Could somebody explain why this is necessarily true? Thanks in advance! 
 A: If your sign convention is such that $\Delta_N$ has positive spectrum (e.g. $\Delta_{\mathbb R} = -\partial_x^2$), giving a wave-like equation, this is not necessarily true: the bounded solution $u = \sin(2 x)\sin(t)$ of $(\partial_t^2-\partial_x^2)u-3u=0$ on $\mathbb R/2 \pi \mathbb Z$ is a counterexample.
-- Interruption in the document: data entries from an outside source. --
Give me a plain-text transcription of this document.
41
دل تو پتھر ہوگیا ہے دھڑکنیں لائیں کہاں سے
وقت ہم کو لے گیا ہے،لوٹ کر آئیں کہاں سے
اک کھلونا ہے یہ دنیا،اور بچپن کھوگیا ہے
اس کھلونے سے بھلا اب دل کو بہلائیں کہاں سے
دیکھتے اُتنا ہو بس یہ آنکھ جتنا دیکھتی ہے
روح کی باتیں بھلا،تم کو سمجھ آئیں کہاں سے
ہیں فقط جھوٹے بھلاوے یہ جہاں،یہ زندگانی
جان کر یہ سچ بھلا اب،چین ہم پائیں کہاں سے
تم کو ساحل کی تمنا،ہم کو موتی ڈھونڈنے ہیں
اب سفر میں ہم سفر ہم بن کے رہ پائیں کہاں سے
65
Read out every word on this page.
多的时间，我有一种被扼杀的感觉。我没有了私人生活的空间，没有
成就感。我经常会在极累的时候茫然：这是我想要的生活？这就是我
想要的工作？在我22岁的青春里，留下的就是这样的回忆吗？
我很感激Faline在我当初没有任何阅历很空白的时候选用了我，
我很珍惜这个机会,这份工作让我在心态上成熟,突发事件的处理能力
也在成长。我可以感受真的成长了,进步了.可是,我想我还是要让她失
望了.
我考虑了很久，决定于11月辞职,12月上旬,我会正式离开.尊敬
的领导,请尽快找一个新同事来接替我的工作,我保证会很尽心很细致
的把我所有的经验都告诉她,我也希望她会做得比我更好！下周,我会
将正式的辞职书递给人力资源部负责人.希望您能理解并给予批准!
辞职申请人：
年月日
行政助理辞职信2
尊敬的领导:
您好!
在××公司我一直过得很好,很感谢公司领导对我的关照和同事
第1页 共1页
Thus I'll assume you use the opposite convention. Some well-known functional analysis tells us that there's an orthonormal basis of $\Delta_N$-eigenfunctions $e_i$ (for some sensible Hilbert space - I think this is true for $\mathcal D(\Delta)\subset L^2$ from memory?) with corresponding negative eigenvalues $\lambda_i;$ so writing $u(x,t)=\sum_i u_i(t) e_i(x)$ the PDE becomes $$u_i''(t)+(\lambda_i-K)u_i(t)=0.$$
Since the coefficient $-k^2 := \lambda_i - K$ of $u_i(t)$ is negative, the general solution is $u_i(t) = c_1 e^{kt} + c_2 e^{-kt},$ which must grow exponentially in a direction unless it vanishes identically. Thus, if $u$ is non-trivial, one of its projections $u_i$ must grow exponentially, and since $\|u(\cdot,t)\|^2=\sum_i|u_i(t)|^2$ we conclude that $u(t)$ must grow exponentially, at least in the $L^2$ norm. I think you should be able to get exponential growth of $\sup|u|$ without too much extra effort.